Throughout the years, she has released some songs and pulled some stunts that I don't approve of. But remembering my initial reaction to her, before I heard the hype, before I heard the jokes, before her image overshadowed her artistry, I always try to cut her a significant amount of slack. I know she is an incredible talent underneath all the glitz her handlers have foisted upon her. I know that the pressures of fame make people, especially people as young as she is, go completely insane and do weird and stupid things, even above and beyond the weird and stupid things we all do. I can't say with any certainty that I would behave any differently in her shoes. I try to imagine myself standing backstage at a concert and someone approaching me and saying, "Okay, put on this humiliating outfit, hang this giant snake around your neck, go sing your song, then give Madonna a full-mouth kiss on national TV. Oh, and here's a check for two million dollars." I am ashamed to admit I would probably do everything they asked. Still, in interviews, she demonstrates true poise, intelligence, and respect, providing more articulate conversation than the majority of popular performers today.
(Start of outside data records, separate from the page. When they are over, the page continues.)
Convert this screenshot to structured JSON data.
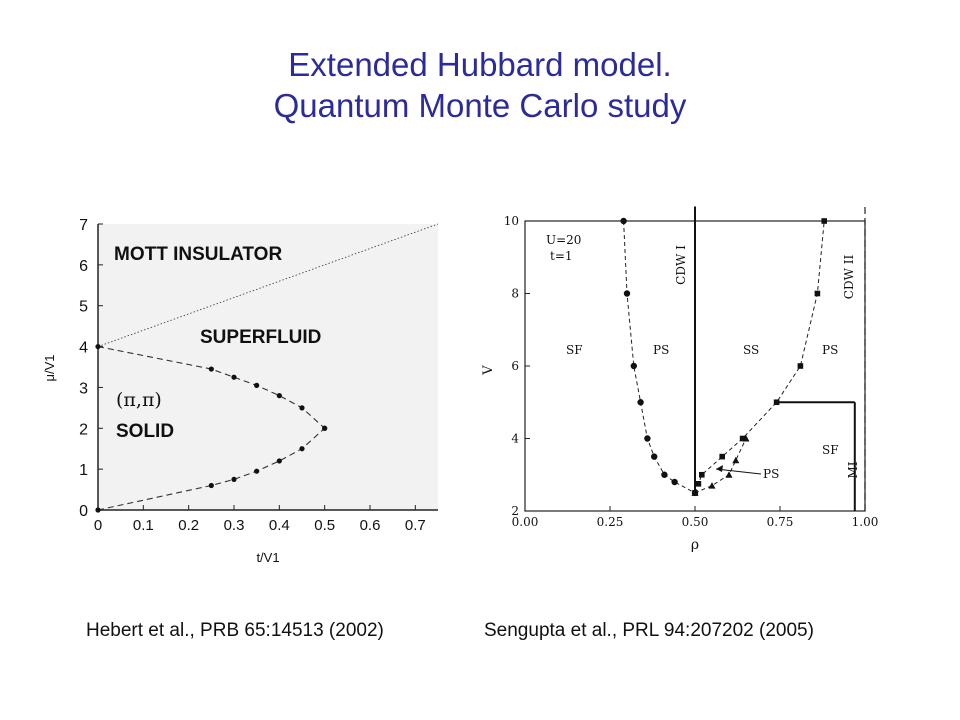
{
  "title": {
    "line1": "Extended Hubbard model.",
    "line2": "Quantum Monte Carlo study"
  },
  "citations": {
    "left": "Hebert et al., PRB 65:14513 (2002)",
    "right": "Sengupta et al., PRL 94:207202 (2005)"
  },
  "chart_data": [
    {
      "type": "line",
      "xlabel": "t/V1",
      "ylabel": "μ/V1",
      "xlim": [
        0,
        0.75
      ],
      "ylim": [
        0,
        7
      ],
      "x_ticks": [
        "0",
        "0.1",
        "0.2",
        "0.3",
        "0.4",
        "0.5",
        "0.6",
        "0.7"
      ],
      "y_ticks": [
        "0",
        "1",
        "2",
        "3",
        "4",
        "5",
        "6",
        "7"
      ],
      "grid": false,
      "background": "#f2f2f2",
      "annotations": [
        "MOTT INSULATOR",
        "SUPERFLUID",
        "(π,π)",
        "SOLID"
      ],
      "series": [
        {
          "style": "dotted",
          "x": [
            0,
            0.75
          ],
          "y": [
            4,
            7
          ]
        },
        {
          "style": "dashed-markers",
          "x": [
            0,
            0.25,
            0.3,
            0.35,
            0.4,
            0.45,
            0.5
          ],
          "y": [
            4,
            3.45,
            3.25,
            3.05,
            2.8,
            2.5,
            2.0
          ]
        },
        {
          "style": "dashed-markers",
          "x": [
            0,
            0.25,
            0.3,
            0.35,
            0.4,
            0.45,
            0.5
          ],
          "y": [
            0,
            0.6,
            0.75,
            0.95,
            1.2,
            1.5,
            2.0
          ]
        }
      ]
    },
    {
      "type": "line",
      "xlabel": "ρ",
      "ylabel": "V",
      "xlim": [
        0,
        1.0
      ],
      "ylim": [
        2,
        10
      ],
      "x_ticks": [
        "0.00",
        "0.25",
        "0.50",
        "0.75",
        "1.00"
      ],
      "y_ticks": [
        "2",
        "4",
        "6",
        "8",
        "10"
      ],
      "grid": false,
      "annotations": [
        "U=20",
        "t=1",
        "SF",
        "PS",
        "SS",
        "PS",
        "SF",
        "PS",
        "CDW I",
        "CDW II",
        "MI"
      ],
      "series": [
        {
          "style": "dashed-circles",
          "x": [
            0.29,
            0.3,
            0.32,
            0.34,
            0.36,
            0.38,
            0.41,
            0.44,
            0.5
          ],
          "y": [
            10,
            8,
            6,
            5,
            4,
            3.5,
            3,
            2.8,
            2.5
          ]
        },
        {
          "style": "dashed-squares",
          "x": [
            0.5,
            0.51,
            0.52,
            0.58,
            0.64,
            0.74,
            0.81,
            0.86,
            0.88
          ],
          "y": [
            2.5,
            2.75,
            3.0,
            3.5,
            4.0,
            5.0,
            6.0,
            8.0,
            10.0
          ]
        },
        {
          "style": "dashed-triangles",
          "x": [
            0.5,
            0.55,
            0.6,
            0.62,
            0.65
          ],
          "y": [
            2.5,
            2.7,
            3.0,
            3.4,
            4.0
          ]
        }
      ],
      "phase_lines": [
        {
          "label": "CDW I",
          "x": [
            0.5,
            0.5
          ],
          "y": [
            2.5,
            10.4
          ],
          "style": "solid"
        },
        {
          "label": "MI",
          "x": [
            0.97,
            0.97
          ],
          "y": [
            2,
            5
          ],
          "style": "solid"
        },
        {
          "label": "",
          "x": [
            0.74,
            0.97
          ],
          "y": [
            5,
            5
          ],
          "style": "solid"
        },
        {
          "label": "CDW II",
          "x": [
            1.0,
            1.0
          ],
          "y": [
            2,
            10.4
          ],
          "style": "dashed"
        }
      ]
    }
  ]
}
Unfortunately, the media trumpets her every indiscretion that they can prove, all the while speculating and inferring and implying whatever they can't prove. But after all the times I have directed negative thoughts at the media due to their treatment of her, and after all the times I have excused her in my own mind for mistakes common to everyone's experience and blown out of proportion by infotainment television shows and supermarket tabloids, her latest controversial escapade left me shaking my head in disappointment.

News reports, which of course must be taken with several grains of salt, say that after a night of partying in Las Vegas, she married a childhood friend. Apparently neither she nor her friend were drunk. Both were in enough control of their faculties to obtain a marriage license, find a wedding chapel, walk down the aisle, and say "I do." But she filed for an annulment the next day, saying that the wedding was a "joke" that had gone too far.

I'm sure she didn't intend to demean or undermine the wedding ritual or the idea of marriage, but that's the effect her actions had. People are now laughing about it, pointing fingers at her, and making all sorts of jokes on late night talk shows and in stand-up comedy routines. All the laughter, though, betrays and reinforces society's attitude that a marriage that ends as soon as it begins is funny rather than tragic. And her actions, at least as far as I am able to determine them, at best display a lack of respect (and at worst a flagrant contempt) for an institution that I hold dear. So now I just shake my head and wonder, "Britney, what were you thinking?"